Maybe it was the return of Steve Jobs after his monk-like wanderings into NEXTville, which ended with Apple buying NeXT, his new PC company.
iPod gave Apple back a platform weapon, iTunes. Distribution. Ubiquity. The step from iPod to iPhone was short as who wanted to own a clamshell cell phone when a touch screen music and web player was available?
Mobile is not a desktop metaphor. It is what’s known in Latin as “tabula rasa,” or clean slate. What’s important on mobile isn’t the same as a desktop PC. Mobile is based on new apps, social and mobile by design (not afterthought). The mobile experience is staccato, Morse code-like bursts of communication. Texting. Gaming. Sharing. Listening. Watching. (And soon, Buying).
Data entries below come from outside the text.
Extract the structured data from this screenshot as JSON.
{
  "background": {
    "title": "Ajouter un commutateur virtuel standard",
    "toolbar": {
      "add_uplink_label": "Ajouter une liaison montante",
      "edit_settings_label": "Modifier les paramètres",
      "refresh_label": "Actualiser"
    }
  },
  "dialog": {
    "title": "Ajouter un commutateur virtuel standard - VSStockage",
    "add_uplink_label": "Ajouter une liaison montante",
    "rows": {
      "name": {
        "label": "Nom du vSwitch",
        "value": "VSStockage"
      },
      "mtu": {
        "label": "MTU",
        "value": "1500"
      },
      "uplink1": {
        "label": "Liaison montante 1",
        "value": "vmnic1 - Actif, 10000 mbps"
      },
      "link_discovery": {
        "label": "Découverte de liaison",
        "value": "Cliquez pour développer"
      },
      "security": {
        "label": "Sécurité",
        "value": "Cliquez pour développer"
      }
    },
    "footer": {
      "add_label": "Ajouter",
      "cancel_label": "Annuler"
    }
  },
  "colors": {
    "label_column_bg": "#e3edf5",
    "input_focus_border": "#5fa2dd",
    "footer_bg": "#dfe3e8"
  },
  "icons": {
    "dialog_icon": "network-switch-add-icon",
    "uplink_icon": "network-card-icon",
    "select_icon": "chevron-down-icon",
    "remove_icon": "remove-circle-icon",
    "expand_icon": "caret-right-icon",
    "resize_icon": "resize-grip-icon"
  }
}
Today, iPhone is the world’s largest mobile computing platform with over 1 billion app downloads. Some 50,000 apps are reportedly available on the iPhone platform. Rivals are way behind: Information on Blackberry apps and its downloads are not readily available. Palm’s new Pre has about a dozen apps available and news reported about 150,000 downloads its first day (phone came out June 8, 2009).

Google is also getting into the mobile hardware effort by pushing out its Android mobile software to over a dozen handset makers.
The real battle is in third-party apps and who has the biggest ecosystem for developers to build on. Other contenders will emerge: Google, Facebook, Twitter. But they are all hopelessly late to the battle. Palm Pre may make it easier by using Web programming to hasten dev for its app store, but if a tree falls in the forest and no termite sees it…
The war will be fought by developers and won by developers — they are the ones that will make or break the computing platforms (Web, mobile, desktop). Whoever makes more money off of any platform will create the virtuous circle that wins. So far it’s Apple. By a 1 billion download margin. But, as mobile becomes the main computing/web/commerce/communication platform, the next 10 years will be more telling than the last 10.